There is also another very interesting associated image of this day, a collage of people on Earth, created to help celebrate the occasion. More than 1,400 individual photos come together to represent a view of Earth. The same day the image was taken The day the Earth smiled, participants from 40 countries took photos of them waving to Saturn. This impressive collage is the result. The images were transmitted to NASA / JPL-Caltech via Twitter, Facebook, Flickr, Instagram, Google+, and email.

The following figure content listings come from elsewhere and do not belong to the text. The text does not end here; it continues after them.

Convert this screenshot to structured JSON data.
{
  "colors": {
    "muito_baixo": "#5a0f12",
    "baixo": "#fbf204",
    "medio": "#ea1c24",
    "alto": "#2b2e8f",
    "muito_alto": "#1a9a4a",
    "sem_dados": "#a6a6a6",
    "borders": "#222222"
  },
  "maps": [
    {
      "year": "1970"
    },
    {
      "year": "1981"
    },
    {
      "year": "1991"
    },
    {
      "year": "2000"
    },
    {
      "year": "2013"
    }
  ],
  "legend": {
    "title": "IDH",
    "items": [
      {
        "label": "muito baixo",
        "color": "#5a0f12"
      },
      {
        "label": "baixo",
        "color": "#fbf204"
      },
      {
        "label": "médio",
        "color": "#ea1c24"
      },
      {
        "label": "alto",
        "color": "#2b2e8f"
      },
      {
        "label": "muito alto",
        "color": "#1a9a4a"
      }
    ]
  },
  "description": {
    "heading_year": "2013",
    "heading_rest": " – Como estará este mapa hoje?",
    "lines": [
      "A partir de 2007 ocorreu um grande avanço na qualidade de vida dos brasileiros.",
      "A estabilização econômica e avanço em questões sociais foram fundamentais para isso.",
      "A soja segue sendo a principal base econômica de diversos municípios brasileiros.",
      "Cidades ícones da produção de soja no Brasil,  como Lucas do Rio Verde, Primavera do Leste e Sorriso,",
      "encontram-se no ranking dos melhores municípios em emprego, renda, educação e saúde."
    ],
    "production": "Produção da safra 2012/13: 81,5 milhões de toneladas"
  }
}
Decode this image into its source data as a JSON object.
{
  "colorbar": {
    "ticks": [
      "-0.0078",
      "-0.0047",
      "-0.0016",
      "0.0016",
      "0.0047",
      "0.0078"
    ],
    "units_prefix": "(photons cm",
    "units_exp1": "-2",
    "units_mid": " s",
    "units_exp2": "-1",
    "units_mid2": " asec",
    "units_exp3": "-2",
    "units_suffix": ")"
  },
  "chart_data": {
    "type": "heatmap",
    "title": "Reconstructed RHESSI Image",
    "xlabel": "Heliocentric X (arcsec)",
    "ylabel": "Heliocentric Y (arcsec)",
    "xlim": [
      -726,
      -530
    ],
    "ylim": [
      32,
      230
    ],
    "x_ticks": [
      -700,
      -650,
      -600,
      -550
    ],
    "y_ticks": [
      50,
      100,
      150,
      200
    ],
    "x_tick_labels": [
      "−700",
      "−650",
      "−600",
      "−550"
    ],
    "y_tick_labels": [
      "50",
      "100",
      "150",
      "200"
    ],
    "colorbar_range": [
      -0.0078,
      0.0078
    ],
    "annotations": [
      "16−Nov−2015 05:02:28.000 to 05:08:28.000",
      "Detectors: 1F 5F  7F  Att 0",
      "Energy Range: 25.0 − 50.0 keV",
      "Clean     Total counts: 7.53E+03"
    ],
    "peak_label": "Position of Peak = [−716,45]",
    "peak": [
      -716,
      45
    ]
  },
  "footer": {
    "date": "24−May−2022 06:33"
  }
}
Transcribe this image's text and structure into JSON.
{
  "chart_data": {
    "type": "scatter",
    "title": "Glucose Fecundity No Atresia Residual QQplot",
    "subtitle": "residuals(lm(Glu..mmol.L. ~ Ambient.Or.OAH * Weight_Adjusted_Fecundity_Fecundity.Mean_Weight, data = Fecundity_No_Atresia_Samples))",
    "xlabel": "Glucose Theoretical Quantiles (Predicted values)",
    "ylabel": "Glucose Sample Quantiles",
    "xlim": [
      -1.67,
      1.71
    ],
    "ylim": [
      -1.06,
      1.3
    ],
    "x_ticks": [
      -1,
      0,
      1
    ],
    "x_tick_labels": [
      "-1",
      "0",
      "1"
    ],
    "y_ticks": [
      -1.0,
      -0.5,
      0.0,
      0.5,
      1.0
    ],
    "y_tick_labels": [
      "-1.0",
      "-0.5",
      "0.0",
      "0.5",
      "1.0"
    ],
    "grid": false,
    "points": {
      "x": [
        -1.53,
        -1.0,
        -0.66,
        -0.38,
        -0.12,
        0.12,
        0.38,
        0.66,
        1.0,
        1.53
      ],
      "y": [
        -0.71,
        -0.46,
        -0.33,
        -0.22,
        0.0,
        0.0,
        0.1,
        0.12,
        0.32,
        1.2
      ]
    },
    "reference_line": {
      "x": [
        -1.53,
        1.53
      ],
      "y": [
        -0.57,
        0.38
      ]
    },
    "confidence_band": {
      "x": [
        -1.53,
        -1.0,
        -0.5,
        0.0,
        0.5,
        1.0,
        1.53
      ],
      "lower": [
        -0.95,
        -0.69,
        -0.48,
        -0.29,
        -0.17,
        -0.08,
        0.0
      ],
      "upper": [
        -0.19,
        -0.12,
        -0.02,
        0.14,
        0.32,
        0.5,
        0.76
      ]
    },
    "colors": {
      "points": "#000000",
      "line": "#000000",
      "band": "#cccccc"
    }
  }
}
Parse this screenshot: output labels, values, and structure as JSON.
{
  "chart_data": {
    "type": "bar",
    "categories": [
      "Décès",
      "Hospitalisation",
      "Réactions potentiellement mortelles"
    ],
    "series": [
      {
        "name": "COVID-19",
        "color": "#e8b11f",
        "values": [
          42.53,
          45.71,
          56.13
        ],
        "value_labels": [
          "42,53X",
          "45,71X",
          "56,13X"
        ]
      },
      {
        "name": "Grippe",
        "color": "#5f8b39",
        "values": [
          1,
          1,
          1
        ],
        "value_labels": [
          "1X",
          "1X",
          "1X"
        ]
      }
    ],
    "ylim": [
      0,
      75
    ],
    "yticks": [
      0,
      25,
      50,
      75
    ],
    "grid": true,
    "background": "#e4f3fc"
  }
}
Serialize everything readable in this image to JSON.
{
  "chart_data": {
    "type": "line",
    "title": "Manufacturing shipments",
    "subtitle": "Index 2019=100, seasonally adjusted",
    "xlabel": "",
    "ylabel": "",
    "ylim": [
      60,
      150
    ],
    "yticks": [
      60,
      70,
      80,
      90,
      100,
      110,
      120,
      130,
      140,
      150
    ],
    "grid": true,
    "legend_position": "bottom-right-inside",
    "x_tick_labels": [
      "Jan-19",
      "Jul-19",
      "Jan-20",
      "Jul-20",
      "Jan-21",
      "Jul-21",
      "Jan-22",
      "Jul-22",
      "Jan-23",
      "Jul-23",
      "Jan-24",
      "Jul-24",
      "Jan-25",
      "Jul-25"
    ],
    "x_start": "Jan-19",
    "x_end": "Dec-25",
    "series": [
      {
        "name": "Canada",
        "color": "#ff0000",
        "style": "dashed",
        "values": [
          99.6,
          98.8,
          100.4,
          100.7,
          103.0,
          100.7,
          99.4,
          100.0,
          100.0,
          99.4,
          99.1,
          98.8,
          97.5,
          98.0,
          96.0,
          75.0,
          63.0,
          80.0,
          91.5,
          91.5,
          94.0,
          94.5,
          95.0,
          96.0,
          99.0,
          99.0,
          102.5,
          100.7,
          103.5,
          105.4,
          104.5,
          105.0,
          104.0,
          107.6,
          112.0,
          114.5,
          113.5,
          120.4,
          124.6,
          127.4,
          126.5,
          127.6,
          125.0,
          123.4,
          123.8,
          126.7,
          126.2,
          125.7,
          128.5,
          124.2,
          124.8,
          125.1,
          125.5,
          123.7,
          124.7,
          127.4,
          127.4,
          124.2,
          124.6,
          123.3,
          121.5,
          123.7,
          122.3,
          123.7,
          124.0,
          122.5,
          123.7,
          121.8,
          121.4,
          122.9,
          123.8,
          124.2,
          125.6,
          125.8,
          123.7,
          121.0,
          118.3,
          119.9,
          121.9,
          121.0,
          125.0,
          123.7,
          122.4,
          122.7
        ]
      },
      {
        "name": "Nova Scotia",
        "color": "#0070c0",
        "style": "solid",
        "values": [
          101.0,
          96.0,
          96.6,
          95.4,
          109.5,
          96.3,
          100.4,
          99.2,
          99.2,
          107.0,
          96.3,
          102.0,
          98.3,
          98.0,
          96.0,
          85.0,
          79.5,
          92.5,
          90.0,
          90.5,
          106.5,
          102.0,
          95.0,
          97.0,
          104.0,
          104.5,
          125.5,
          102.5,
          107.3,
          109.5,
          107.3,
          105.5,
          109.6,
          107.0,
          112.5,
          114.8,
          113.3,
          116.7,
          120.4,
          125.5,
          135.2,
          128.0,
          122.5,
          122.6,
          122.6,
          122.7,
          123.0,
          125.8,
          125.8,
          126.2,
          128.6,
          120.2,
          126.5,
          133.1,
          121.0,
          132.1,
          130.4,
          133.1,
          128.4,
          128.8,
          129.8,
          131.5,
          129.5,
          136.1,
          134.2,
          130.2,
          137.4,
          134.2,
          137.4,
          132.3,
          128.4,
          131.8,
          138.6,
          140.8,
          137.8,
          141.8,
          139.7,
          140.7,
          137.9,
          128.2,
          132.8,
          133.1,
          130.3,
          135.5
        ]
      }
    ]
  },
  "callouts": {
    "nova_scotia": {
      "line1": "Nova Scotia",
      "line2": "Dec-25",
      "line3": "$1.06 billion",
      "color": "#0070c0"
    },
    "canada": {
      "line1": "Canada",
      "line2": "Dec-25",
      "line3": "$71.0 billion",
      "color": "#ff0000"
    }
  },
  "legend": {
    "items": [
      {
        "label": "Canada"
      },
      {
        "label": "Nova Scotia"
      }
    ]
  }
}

Cassini's pale blue Orb image, 2006. This was the second image of Earth taken from the outer solar system, taken on February 15, 2006, just two years after Cassini began orbiting Saturn. At the time, the spacecraft was about 930 million miles (1.5 billion km) from Earth. Earth and the moon appear as a small blue dot on the right side of the image, just above the center. When enlarged, you can distinguish the moon as a slight "bulge" on the upper left side of Earth.
As with the 2013 image, the 2006 image was made possible by Saturn passing directly in front of the sun as seen from Cassini.
You can read more about the pale blue Orb image here.
Voyager, 1990 pale blue dot image. The first image taken of Earth from the outer solar system, and the most distant image yet, was acquired by NASA's Voyager 1 spacecraft on February 14, 1990. Its distance from Earth at the time was 4 1 billion miles (6.4 billion km). The image showed Earth as a pale blue dot, hence the name. Earth appears as a very small crescent of only 0.12 pixels in size. Voyager 1 had reached the edge of the solar system, 12 years after its launch, and had completed its primary mission.
At the request of astronomer Carl Sagan, NASA ordered the spacecraft to turn around and photograph the planets in the solar system. The mosaic of the solar system was interesting, but this image, the image of our little world in space, surrounded by emptiness, was heartbreaking. About this image, Carl Sagan later said, in part:
Look at that point again. That is here. That's my home. That's us. In it, everyone you love, everyone you know, everyone you've heard of, every human being who ever was, lived their lives. The whole of our joy and suffering, thousands of safe economic religions, ideologies and doctrines, each hunter and gatherer, each hero and coward, each creator and destroyer of civilization, each king and peasant, each young couple in love, each mother and father , a hopeful son, inventor and explorer, every moral teacher, every corrupt politician, every superstar, every supreme leader, every saint and sinner in the history of our species lived there, in a speck of dust suspended in a ray of sunlight.
Read more about the Pale Blue Dot image and what Carl Sagan said.
Bottom line: NASA's Cassini spacecraft, which orbited Saturn until 2017, took the third image of Earth from the outer solar system today, July 19, 2013. The image was renamed The Day Earth Smiled. This followed two previous similar images taken in 1990 and 2006.